Of course, most of us don’t want to live on only 10% of our paychecks, but the point remains. You are in the driver’s seat; You control how fast you build wealth and how fast you generate passive income from your paycheck.

Financial Freedom

Because when your investments generate enough passive income to cover your living expenses, your job becomes optional. This is called Financial Independence (FI), which is sometimes expanded to Financial Independence/Retire Early (FIRE).

As you become a more sophisticated investor, you can explore advanced planning tools like the Roth conversion ladder to quickly access your IRA funds or invest in real estate with a self-directed IRA. Instead of the typical 7% to 10% return earned by stocks in an average year, you can learn how to invest in real estate syndication for 15% to 30% returns. And when you become an Accredited Investor, a whole new world of private equity investing opens up to you.

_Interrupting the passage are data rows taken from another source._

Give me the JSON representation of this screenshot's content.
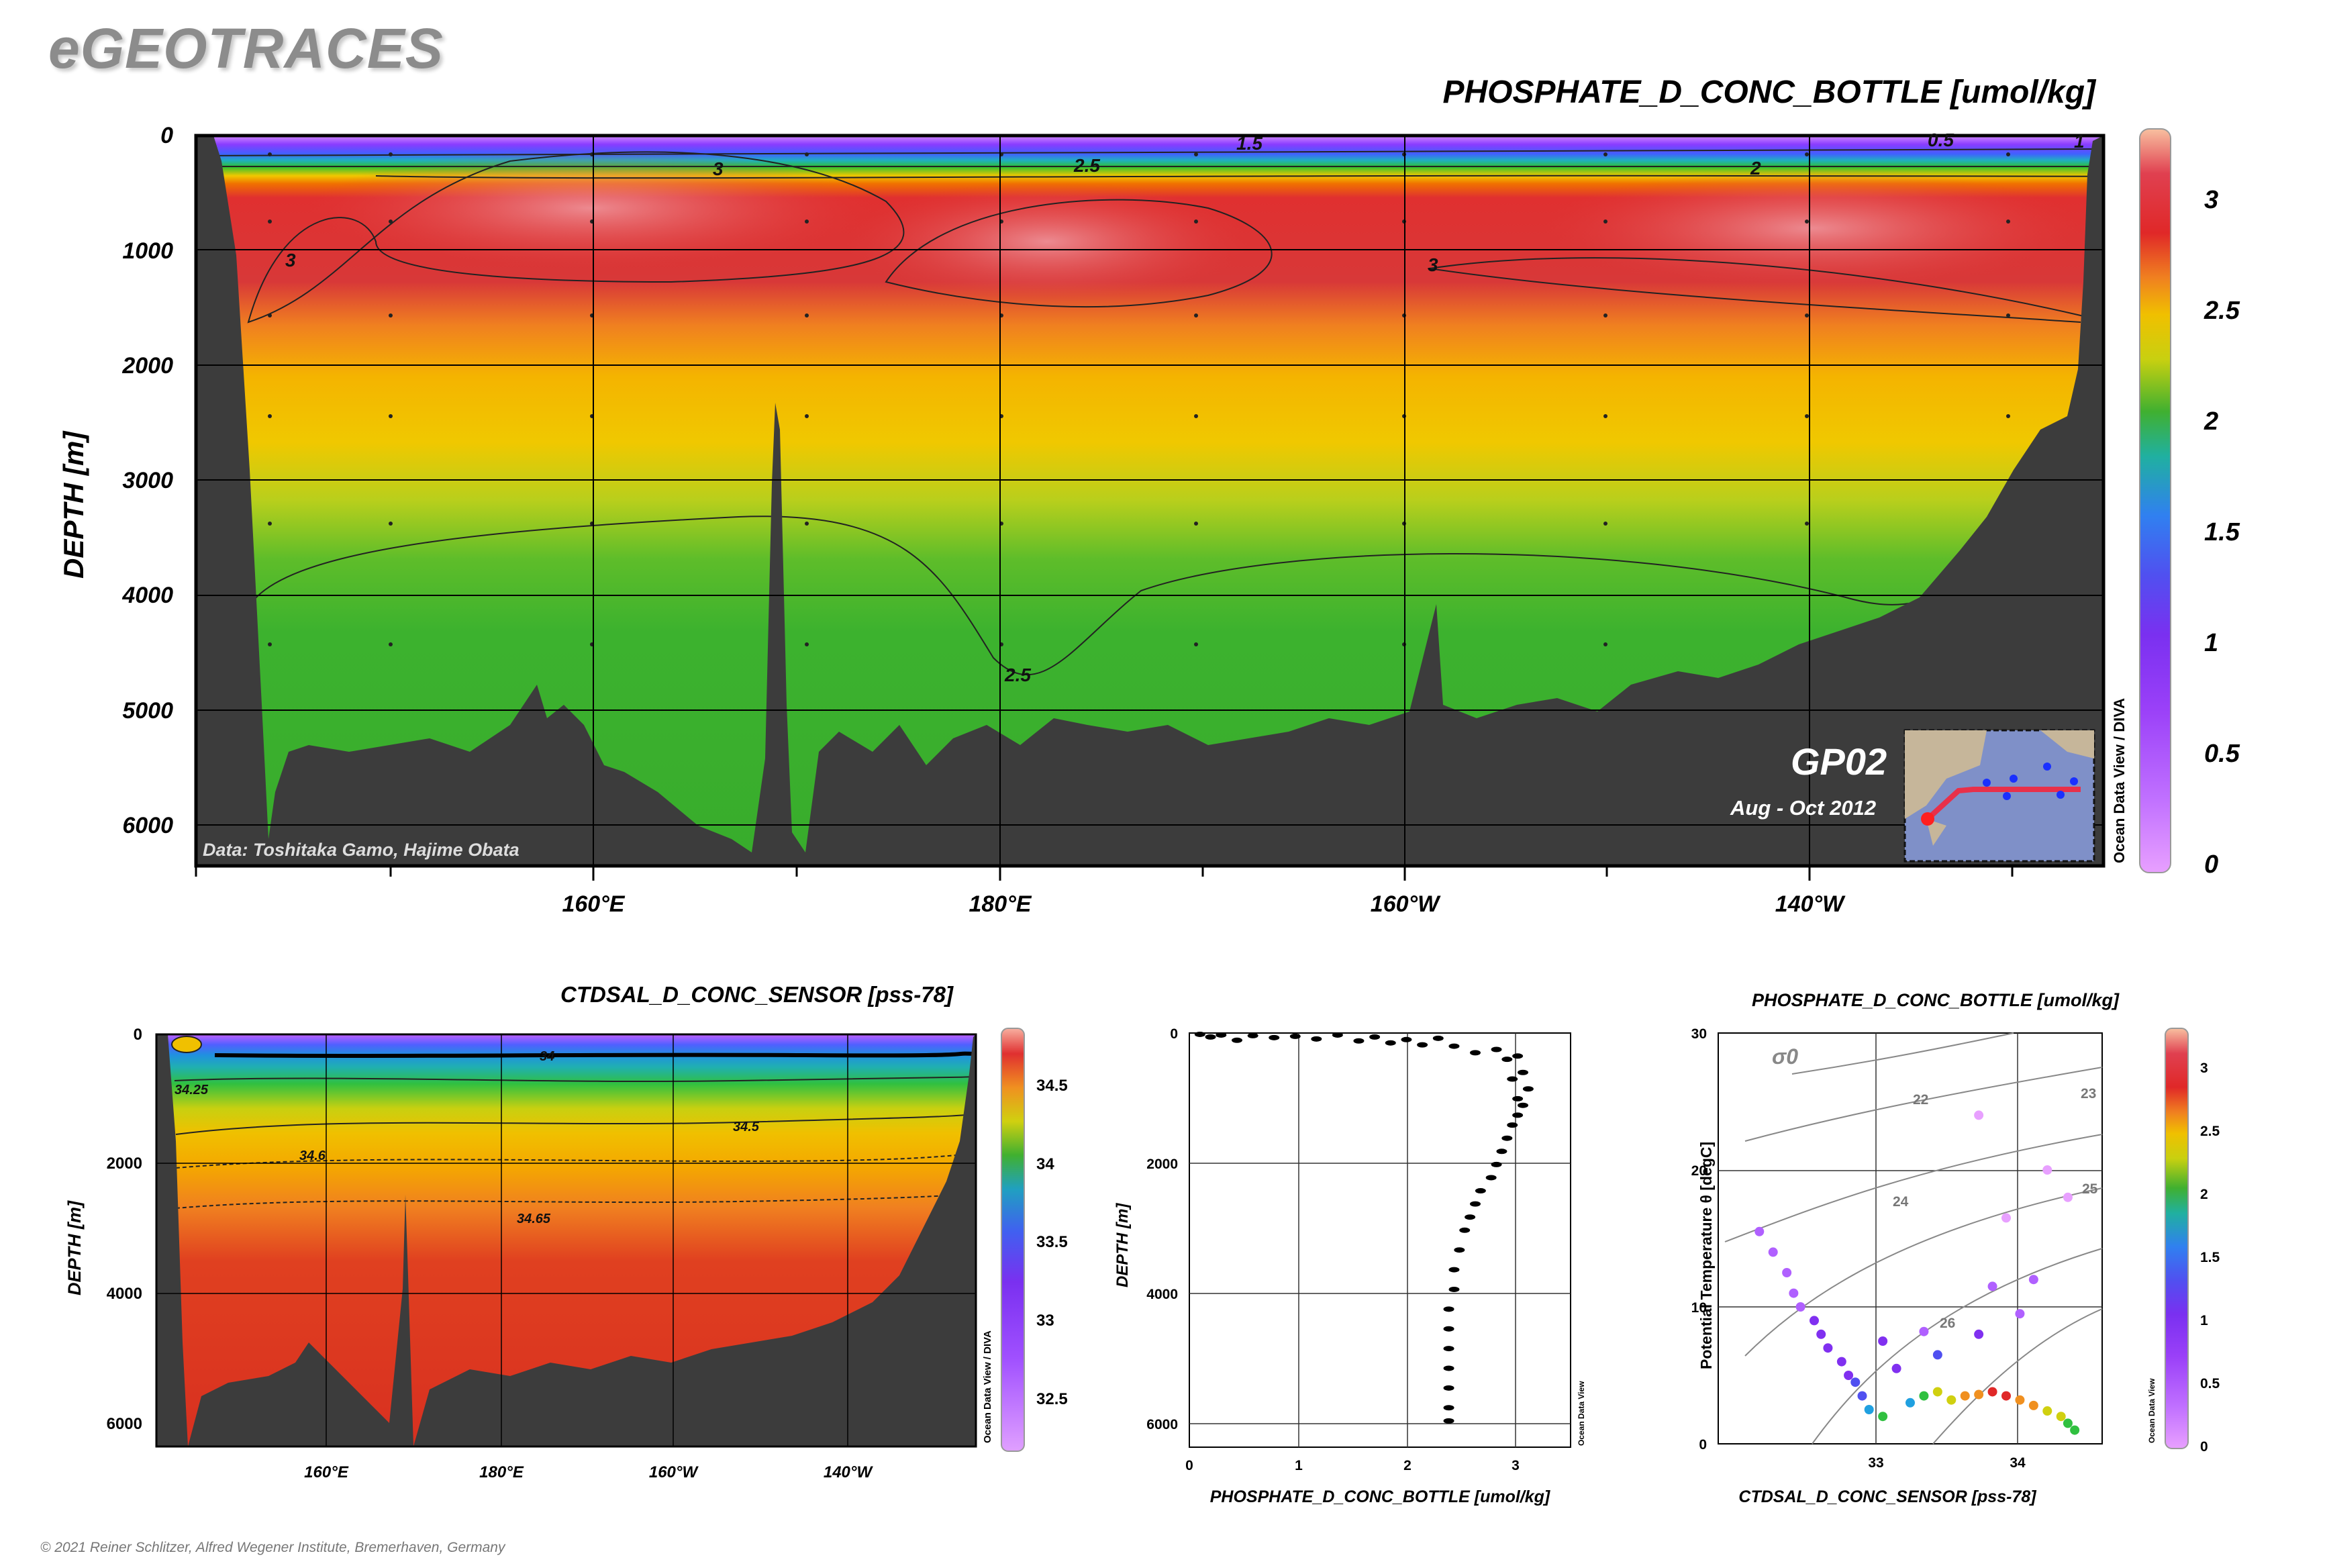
{
  "header": {
    "brand": "eGEOTRACES",
    "copyright": "© 2021 Reiner Schlitzer, Alfred Wegener Institute, Bremerhaven, Germany"
  },
  "colors": {
    "land": "#3c3c3c",
    "grid": "#000000",
    "accent_track": "#e8304a"
  },
  "inset": {
    "cruise": "GP02",
    "dates": "Aug - Oct 2012",
    "data_credit": "Data: Toshitaka Gamo, Hajime Obata"
  },
  "watermarks": {
    "odv_diva": "Ocean Data View / DIVA",
    "odv": "Ocean Data View"
  },
  "chart_data": [
    {
      "id": "main_section",
      "type": "heatmap",
      "title": "PHOSPHATE_D_CONC_BOTTLE [umol/kg]",
      "xlabel": "",
      "ylabel": "DEPTH [m]",
      "x_ticks": [
        "160°E",
        "180°E",
        "160°W",
        "140°W"
      ],
      "y_ticks": [
        "0",
        "1000",
        "2000",
        "3000",
        "4000",
        "5000",
        "6000"
      ],
      "ylim": [
        0,
        6400
      ],
      "contour_labels": [
        "3",
        "2.5",
        "1.5",
        "1",
        "0.5",
        "2",
        "3",
        "3",
        "2.5"
      ],
      "colorbar": {
        "ticks": [
          "3",
          "2.5",
          "2",
          "1.5",
          "1",
          "0.5",
          "0"
        ],
        "range": [
          0,
          3.3
        ]
      },
      "depth_layers_m": [
        0,
        100,
        250,
        500,
        800,
        1200,
        1600,
        2200,
        2700,
        3300,
        4000,
        5000,
        6400
      ],
      "phosphate_profile_umol_kg": [
        0.4,
        1.3,
        2.4,
        3.15,
        3.2,
        3.1,
        2.95,
        2.8,
        2.65,
        2.55,
        2.5,
        2.45,
        2.45
      ]
    },
    {
      "id": "salinity_section",
      "type": "heatmap",
      "title": "CTDSAL_D_CONC_SENSOR [pss-78]",
      "xlabel": "",
      "ylabel": "DEPTH [m]",
      "x_ticks": [
        "160°E",
        "180°E",
        "160°W",
        "140°W"
      ],
      "y_ticks": [
        "0",
        "2000",
        "4000",
        "6000"
      ],
      "ylim": [
        0,
        6400
      ],
      "contour_labels": [
        "34",
        "34.25",
        "34.5",
        "34.6",
        "34.65"
      ],
      "colorbar": {
        "ticks": [
          "34.5",
          "34",
          "33.5",
          "33",
          "32.5"
        ],
        "range": [
          32.2,
          34.8
        ]
      },
      "depth_layers_m": [
        0,
        200,
        500,
        1000,
        1800,
        2600,
        3500,
        6400
      ],
      "salinity_profile_pss78": [
        33.0,
        33.9,
        34.2,
        34.4,
        34.55,
        34.65,
        34.68,
        34.69
      ]
    },
    {
      "id": "phosphate_profile",
      "type": "scatter",
      "title": "",
      "xlabel": "PHOSPHATE_D_CONC_BOTTLE [umol/kg]",
      "ylabel": "DEPTH [m]",
      "x_ticks": [
        "0",
        "1",
        "2",
        "3"
      ],
      "y_ticks": [
        "0",
        "2000",
        "4000",
        "6000"
      ],
      "xlim": [
        0,
        3.6
      ],
      "ylim": [
        0,
        6300
      ],
      "points": [
        [
          0.1,
          20
        ],
        [
          0.2,
          60
        ],
        [
          0.3,
          30
        ],
        [
          0.45,
          110
        ],
        [
          0.6,
          40
        ],
        [
          0.8,
          70
        ],
        [
          1.0,
          50
        ],
        [
          1.2,
          90
        ],
        [
          1.4,
          30
        ],
        [
          1.6,
          120
        ],
        [
          1.75,
          60
        ],
        [
          1.9,
          150
        ],
        [
          2.05,
          100
        ],
        [
          2.2,
          180
        ],
        [
          2.35,
          80
        ],
        [
          2.5,
          200
        ],
        [
          2.7,
          300
        ],
        [
          2.9,
          250
        ],
        [
          3.0,
          400
        ],
        [
          3.1,
          350
        ],
        [
          3.15,
          600
        ],
        [
          3.05,
          700
        ],
        [
          3.2,
          850
        ],
        [
          3.1,
          1000
        ],
        [
          3.15,
          1100
        ],
        [
          3.1,
          1250
        ],
        [
          3.05,
          1400
        ],
        [
          3.0,
          1600
        ],
        [
          2.95,
          1800
        ],
        [
          2.9,
          2000
        ],
        [
          2.85,
          2200
        ],
        [
          2.75,
          2400
        ],
        [
          2.7,
          2600
        ],
        [
          2.65,
          2800
        ],
        [
          2.6,
          3000
        ],
        [
          2.55,
          3300
        ],
        [
          2.5,
          3600
        ],
        [
          2.5,
          3900
        ],
        [
          2.45,
          4200
        ],
        [
          2.45,
          4500
        ],
        [
          2.45,
          4800
        ],
        [
          2.45,
          5100
        ],
        [
          2.45,
          5400
        ],
        [
          2.45,
          5700
        ],
        [
          2.45,
          5900
        ]
      ]
    },
    {
      "id": "ts_diagram",
      "type": "scatter",
      "title": "PHOSPHATE_D_CONC_BOTTLE [umol/kg]",
      "xlabel": "CTDSAL_D_CONC_SENSOR [pss-78]",
      "ylabel": "Potential Temperature θ [degC]",
      "x_ticks": [
        "33",
        "34"
      ],
      "y_ticks": [
        "0",
        "10",
        "20",
        "30"
      ],
      "xlim": [
        32.0,
        34.8
      ],
      "ylim": [
        0,
        30
      ],
      "sigma_label": "σ0",
      "isopycnal_labels": [
        "22",
        "23",
        "24",
        "25",
        "26"
      ],
      "colorbar": {
        "ticks": [
          "3",
          "2.5",
          "2",
          "1.5",
          "1",
          "0.5",
          "0"
        ],
        "range": [
          0,
          3.3
        ]
      },
      "points": [
        [
          32.3,
          15.5,
          0.6
        ],
        [
          32.4,
          14.0,
          0.7
        ],
        [
          32.5,
          12.5,
          0.7
        ],
        [
          32.55,
          11.0,
          0.8
        ],
        [
          32.6,
          10.0,
          0.9
        ],
        [
          32.7,
          9.0,
          1.0
        ],
        [
          32.75,
          8.0,
          1.1
        ],
        [
          32.8,
          7.0,
          1.1
        ],
        [
          32.9,
          6.0,
          1.2
        ],
        [
          32.95,
          5.0,
          1.4
        ],
        [
          33.0,
          4.5,
          1.6
        ],
        [
          33.05,
          3.5,
          1.9
        ],
        [
          33.1,
          2.5,
          2.1
        ],
        [
          33.2,
          2.0,
          2.3
        ],
        [
          33.4,
          3.0,
          2.2
        ],
        [
          33.5,
          3.5,
          2.4
        ],
        [
          33.6,
          3.8,
          2.6
        ],
        [
          33.7,
          3.2,
          2.8
        ],
        [
          33.8,
          3.5,
          3.0
        ],
        [
          33.9,
          3.6,
          3.1
        ],
        [
          34.0,
          3.8,
          3.2
        ],
        [
          34.1,
          3.5,
          3.2
        ],
        [
          34.2,
          3.2,
          3.1
        ],
        [
          34.3,
          2.8,
          3.0
        ],
        [
          34.4,
          2.4,
          2.8
        ],
        [
          34.5,
          2.0,
          2.6
        ],
        [
          34.55,
          1.5,
          2.5
        ],
        [
          34.6,
          1.0,
          2.45
        ],
        [
          33.3,
          5.5,
          1.2
        ],
        [
          33.6,
          6.5,
          1.5
        ],
        [
          33.9,
          8.0,
          1.3
        ],
        [
          34.2,
          9.5,
          0.6
        ],
        [
          34.3,
          12.0,
          0.5
        ],
        [
          34.1,
          16.5,
          0.4
        ],
        [
          34.4,
          20.0,
          0.3
        ],
        [
          33.9,
          24.0,
          0.2
        ],
        [
          34.55,
          18.0,
          0.3
        ],
        [
          33.2,
          7.5,
          1.0
        ],
        [
          33.5,
          8.2,
          0.9
        ],
        [
          34.0,
          11.5,
          0.8
        ]
      ]
    }
  ]
}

But don’t worry about it now. Simply start by deciding when you want to achieve financial independence and work backward from there to determine how much of each paycheck you need to save and invest.

final thoughts

It’s all too easy to get overwhelmed with investing and personal finance questions.

Start by setting aside $1,000 in your emergency fund and maxing out employer contributions. Then, if you have high-interest debt, focus on paying it off. After that, consider funding your IRA, perhaps letting a robo-advisor handle the investments for you.

Don’t stress about it. If this starts to feel like a to-do list, just think of the list above as ideas and suggestions to get you started.

And when in doubt, ask for help. No one is born knowing how to manage money or investing – you learn by asking other people who know more than you.